このランク帯はもう人間にはどうにもできない相手だったり、Bランクの人間よりも強い人間が取り締まっている危険な組合だったり。このランク帯の人間はもう普通の依頼は自分でこなせない。Cランクの冒険者に付き添いを頼まれたりしない限りは極度の危険なクエストばかりをこなすことになる。
で最高ランクのAランクだが…
「いいですか?オーウェン、この話だけは聞きなさい。」
もう再三話を聞かない俺を諦めて、話し続けていたブランディだが、なんか、一層鬼の形相を強めたブランディに背筋が凍る。
いや冒険者の話面白いんだけどさ?どこまでいっても他人の話だからなー。
いやでもこの手の話は割と面白かったから真面目に聞いてたつもりだったのになんか聞いてないと思われたのは心外かも…。

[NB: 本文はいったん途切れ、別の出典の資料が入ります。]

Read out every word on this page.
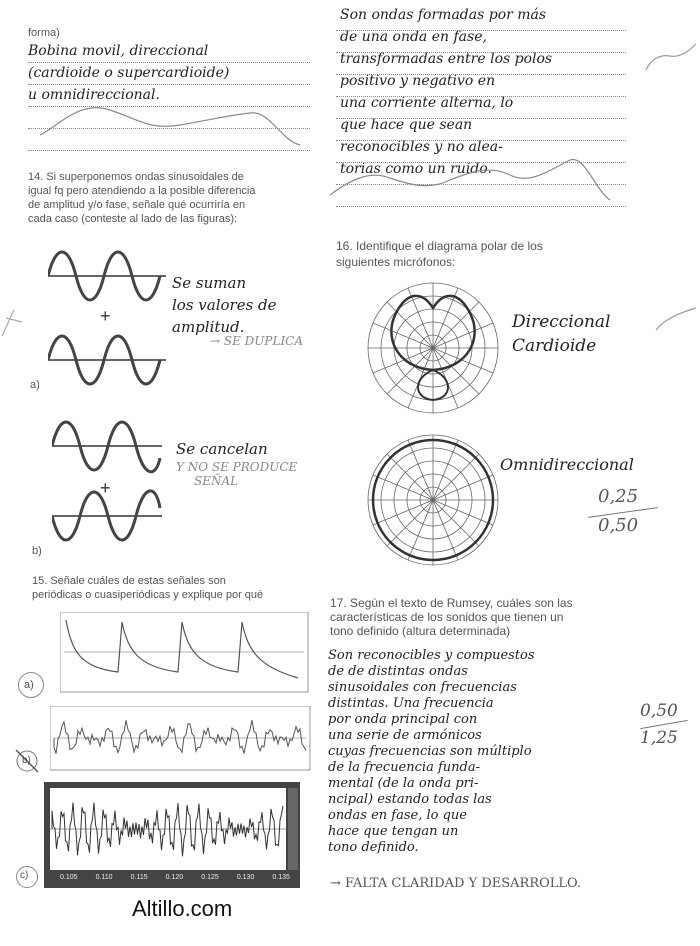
forma)
Bobina movil, direccional
(cardioide o supercardioide)
u omnidireccional.
14. Si superponemos ondas sinusoidales de
igual fq pero atendiendo a la posible diferencia
de amplitud y/o fase, señale qué ocurriría en
cada caso (conteste al lado de las figuras):
+
a)
Se suman
los valores de
amplitud.
→ SE DUPLICA
+
b)
Se cancelan
Y NO SE PRODUCE
SEÑAL
15. Señale cuáles de estas señales son
periódicas o cuasiperiódicas y explique por qué
a)
b)
0.105	0.110	0.115	0.120	0.125	0.130	0.135
c)
Altillo.com
Son ondas formadas por más
de una onda en fase,
transformadas entre los polos
positivo y negativo en
una corriente alterna, lo
que hace que sean
reconocibles y no alea-
torias como un ruido.
16. Identifique el diagrama polar de los
siguientes micrófonos:
Direccional
Cardioide
Omnidireccional
0,25
0,50
17. Según el texto de Rumsey, cuáles son las
características de los sonidos que tienen un
tono definido (altura determinada)
Son reconocibles y compuestos
de de distintas ondas
sinusoidales con frecuencias
distintas. Una frecuencia
por onda principal con
una serie de armónicos
cuyas frecuencias son múltiplo
de la frecuencia funda-
mental (de la onda pri-
ncipal) estando todas las
ondas en fase, lo que
hace que tengan un
tono definido.
→ FALTA CLARIDAD Y DESARROLLO.
0,50
1,25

まあ冒険者のランク帯の話になるまでは完全に右から入って左からそのまま抜けてるような状況だったけど。
「はい!!」
背筋を伸ばして話を聞く姿勢だけは作った。
「ランクAには近づかないことをお勧め…いえあなたにはこの話し方をしても伝わりませんね。
言い方を変えましょう。もしAランクの人間を見つけても近づかないでください」
「?なんでだよ?」
「Aランク冒険者ははっきり言って冒険者ギルドや国でも持て余しています。」
話を聞くとなんとAランク冒険者は国一個潰せるほどの人類をはるかに超越した力をもっている者なんだとか。
その力をもちろん国や都市を守る力として使えればそりゃもう儲けもんだけど…
「彼らは諸刃の剣です。
これはここだけの話ですがAランクはある意味蔑称の役割も果たしています。」
「…?」
「危険な…いえ、危険すぎる人間にもAランクという称号はつけられているということです。」
もちろんAランク冒険者なんて名誉高いものであることには間違いなのだが、常軌を逸しているという意味合いでもつけられるのがこの称号だとか。
純粋に強いだけ。それではAランクには上がらない。
E〜Bまでは単純な強さ順。
だけどAランクはまた違う観点で見られているのだとか。
だから昇格試験のようなものはなく、ギルドがAランクをつける必要があると感じたものにだけその検討会が行われるのだとブランディは言う。
「たとえば貴方は知っていると思いますが「慈悲の勇者」は今、Aランクの昇格を周りのギルドから考慮されています。」
「!もうBランクに…?」
「いえ、当初から、実力的にはBランクには申し分ないと言われていました。なのでギルド職員からすればほとんど驚きはないのですが。Aランクになるとは思いませんでした。」
そう淡々と話す彼女の横からジジイが暇を持て余したかのように近づいてきた。
「ま、信用のないところがAランクに誰々をあげるなんて話もよくあるから、儂らも最初そうかと思ったんじゃよ。
たとえば悪事の過ぎる冒険者ばかりを飼っているギルドとかな。しかし違ったのだ。なんと王都にあるギルド本部がかのものにAランクを授与すべきではないかと検討し始めた。」
「やっぱ、王都の本部ともなると違うもんなのか?」
「ああ、あそこが黒といえば白でも黒になる。少なくともギルド系列の権力下にあるわしらなんかは絶対服従。
貴族なんぞもあそこの決定だけは本腰を入れなければ覆すことができない。なんなら1個、2個しか白の証拠がなければ、大貴族が本腰を入れても難しい場合すらある。」
「それって、…えーっっと王都のギルドがその周りの権力を独占してるってこと?」
俺が少々内容の把握に時間をかけているとブランディが口を挟んできた。
「おや、意外と理解力は高いのですか?…聞くちからがないだけなんですね。」
「煽ってんじゃ…!」
「なんですか?私はこのギルドに雇われている身ですよ?今この場で冒険者を解雇することもーー。」
ここ1番の速さで俺は椅子から飛び退いて土下座する。
「すいませんでした。」
俺の即座の土下座にジジイは見事なものよと笑っている。あとでぶん殴ってやる!!
「まあその王都のギルドの決定ともなれば頭の回る儂みたいな支部長は考えるわけじゃよ。なんらかの意図があると。」
このジジイは割と顔が効くようで他の街のギルドとも話し合ったところ意見が一致したらしい。
「王都のギルドですら手に負えないからお前ら系列は一切の手出しを禁じる、儂はこういうメッセージが裏に流されていると感じている。」
強さどうこうでは語れない。
得体の知れない力を持っているものにつけるレッテル。
それがランクA冒険者の定義。
俺はそう冒険者になったその日に学んだ。